When it comes to who did what to whom and why, the film’s many mysteries are solved, but the bigger existential questions - why do parents lose their children? Why does romantic love fail and maim? Why is happiness short-lived? Why can’t sons and daughters escape the sins of their fathers? - remain unanswered. An air of fatalism hangs over everyone’s lives and João’s existence in particular. Representing the polarities of paternal favour, the omniscient, God-like Dinis and the honorable rogue Alberto can only help João so far, but like post-Napoleonic Europe, of which, as a youth, he is a disinherited Everyman, he exists in a state of flux. It is little wonder that, at the end of the film, he appears to return to the fever dream in which he slipped after being beaten by a school bully in the opening minutes. Such is Ruiz’s approach to his self-consciously narrated life, one wonders if the convoluted events that have produced him - a rootless wanderer of the seas, seemingly doomed to die in his twenties - have occurred at all or whether they comprise a tale (which, of course, they do).

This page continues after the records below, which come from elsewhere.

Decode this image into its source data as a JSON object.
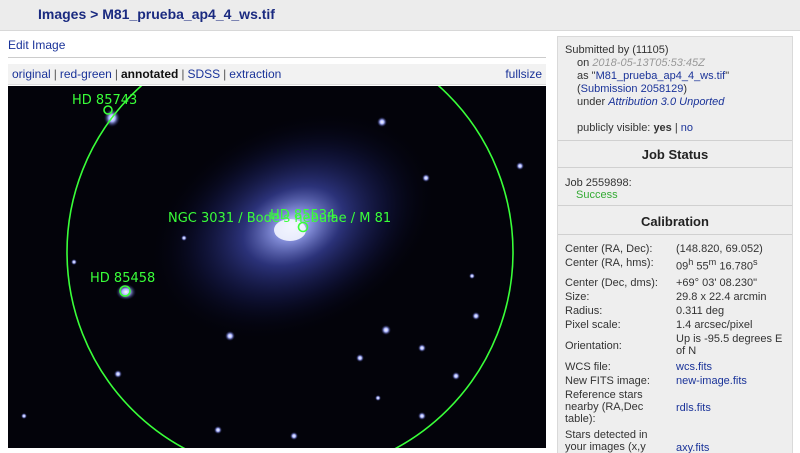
{
  "breadcrumb": {
    "images": "Images",
    "sep": ">",
    "filename": "M81_prueba_ap4_4_ws.tif"
  },
  "edit_image": "Edit Image",
  "view_tabs": {
    "original": "original",
    "red_green": "red-green",
    "annotated": "annotated",
    "sdss": "SDSS",
    "extraction": "extraction",
    "fullsize": "fullsize",
    "sep": "|"
  },
  "annotations": {
    "hd85743": "HD 85743",
    "ngc3031": "NGC 3031 / Bode's nebulae / M 81",
    "hd85534": "HD 85534",
    "hd85458": "HD 85458"
  },
  "submission": {
    "submitted_by": "Submitted by (11105)",
    "on_label": "on",
    "on_value": "2018-05-13T05:53:45Z",
    "as_prefix": "as \"",
    "as_link": "M81_prueba_ap4_4_ws.tif",
    "as_suffix": "\"",
    "sub_open": "(",
    "sub_link": "Submission 2058129",
    "sub_close": ")",
    "under_label": "under",
    "license": "Attribution 3.0 Unported",
    "visible_label": "publicly visible:",
    "visible_yes": "yes",
    "visible_sep": "|",
    "visible_no": "no"
  },
  "job_status": {
    "heading": "Job Status",
    "job": "Job 2559898:",
    "status": "Success"
  },
  "calibration": {
    "heading": "Calibration",
    "rows": [
      {
        "k": "Center (RA, Dec):",
        "v": "(148.820, 69.052)"
      },
      {
        "k": "Center (RA, hms):",
        "v_h": "09",
        "v_hs": "h",
        "v_m": " 55",
        "v_ms": "m",
        "v_s": " 16.780",
        "v_ss": "s"
      },
      {
        "k": "Center (Dec, dms):",
        "v": "+69° 03' 08.230\""
      },
      {
        "k": "Size:",
        "v": "29.8 x 22.4 arcmin"
      },
      {
        "k": "Radius:",
        "v": "0.311 deg"
      },
      {
        "k": "Pixel scale:",
        "v": "1.4 arcsec/pixel"
      },
      {
        "k": "Orientation:",
        "v": "Up is -95.5 degrees E of N"
      },
      {
        "k": "WCS file:",
        "v": "wcs.fits"
      },
      {
        "k": "New FITS image:",
        "v": "new-image.fits"
      },
      {
        "k": "Reference stars nearby (RA,Dec table):",
        "v": "rdls.fits"
      },
      {
        "k": "Stars detected in your images (x,y",
        "v": "axy.fits"
      }
    ]
  },
  "colors": {
    "link": "#1a3399",
    "success": "#33aa33",
    "annotation": "#39ff39",
    "sidebar_bg": "#eeeeee"
  }
}
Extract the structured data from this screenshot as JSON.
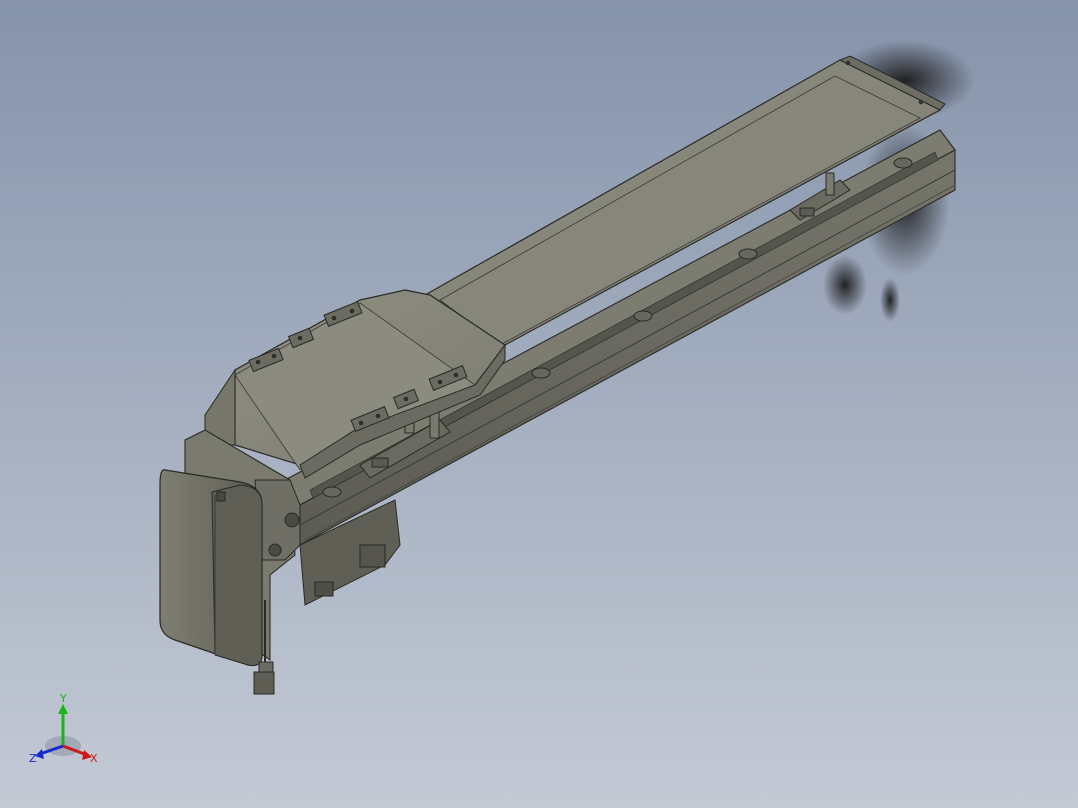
{
  "viewport": {
    "background_top": "#8593ab",
    "background_bottom": "#c4cad5"
  },
  "model": {
    "body_color": "#8a8a7e",
    "dark_color": "#55554d",
    "light_color": "#a0a094",
    "edge_color": "#2a2a26"
  },
  "triad": {
    "x_label": "X",
    "y_label": "Y",
    "z_label": "Z",
    "x_color": "#d01818",
    "y_color": "#18b418",
    "z_color": "#1828d0"
  }
}
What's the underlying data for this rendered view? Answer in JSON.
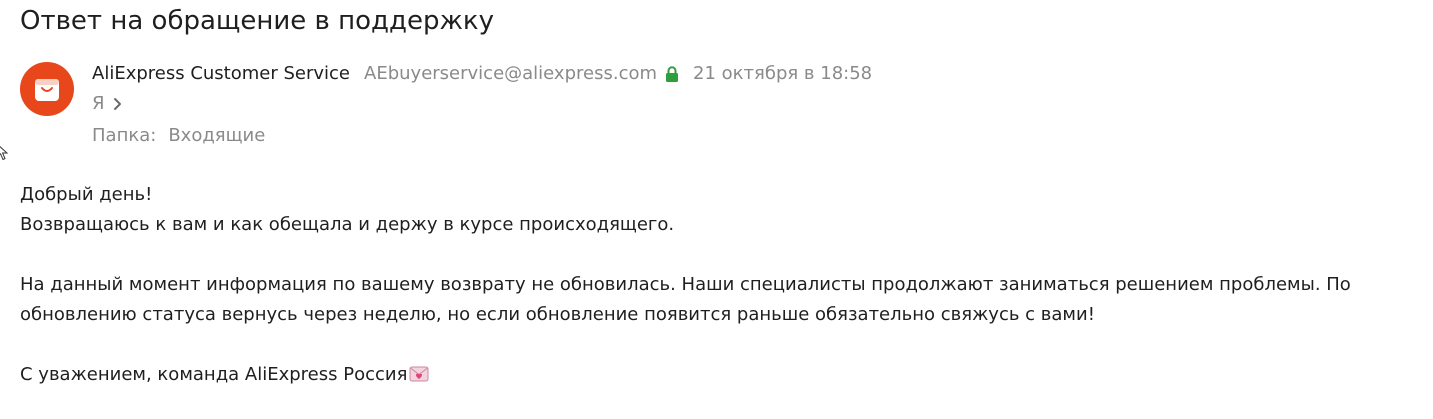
{
  "email": {
    "subject": "Ответ на обращение в поддержку",
    "sender": {
      "name": "AliExpress Customer Service",
      "email": "AEbuyerservice@aliexpress.com",
      "avatar_icon": "aliexpress-bag-icon",
      "avatar_color": "#e8461b"
    },
    "secure_icon": "lock-icon",
    "secure_color": "#2e9e3f",
    "date": "21 октября в 18:58",
    "recipient": "Я",
    "folder_label": "Папка:",
    "folder": "Входящие",
    "body": {
      "greeting": "Добрый день!",
      "line1": "Возвращаюсь к вам и как обещала и держу в курсе происходящего.",
      "paragraph2": "На данный момент информация по вашему возврату не обновилась. Наши специалисты продолжают заниматься решением проблемы. По обновлению статуса вернусь через неделю, но если обновление появится раньше обязательно свяжусь с вами!",
      "signature": "С уважением, команда AliExpress Россия",
      "signature_emoji": "heart-letter-icon"
    }
  }
}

Digitally shot, almost entirely in muted chiaroscuro, by Andre Szankowski, Mysteries of Lisbon unfolds in a permanently overcast Europe. Even the interior scenes in private quarters and opulently dressed Visconti-ish ballrooms and drawing rooms, where the upper classes (pictured left) gather to mock and humiliate each other, are devoid of vibrant colour, as if painted by Rembrandt. The camera moves silkily and constantly, spiralling around the grouped characters in an Ophülsian manner, drawing attention to the artifice and the sense that the film has been directed, as the original novel was written.

The opening credits appear over ornamental tiles depicting incidents we will see, as do the shots of João’s children’s theatre, which he carries with him through life. He even has a “Rosebud”: a framed pencil drawing of himself done by his mother that he hangs on the wall when he falls ill toward the end. Elsewhere, Ruiz breaks the naturalistic spell with Surrealist and absurdist touches redolent of his earlier work - one character shoots himself dead and then appears fully alive, if mortified, moments later. A cup reflects faces in the coffee it contains and then hovers in space. Alberto’s butler skitters spastically over the floor and jumps out of nowhere to crash into his master. Why would he do that when Alberto beats him? Where do the games in Mysteries of Lisbon begin and end?

They don’t necessarily end at all. Ruiz suggests that as people’s stories overlap, everybody’s life (and everybody’s subjectivity) is embraced in the tragic human comedy. It’s no surprise that a Ruizian man of God, Father Dinis, should be the benevolent puppetmaster who pulls the strings and offers his wisdom, but who can’t save people from themselves or their birthrights.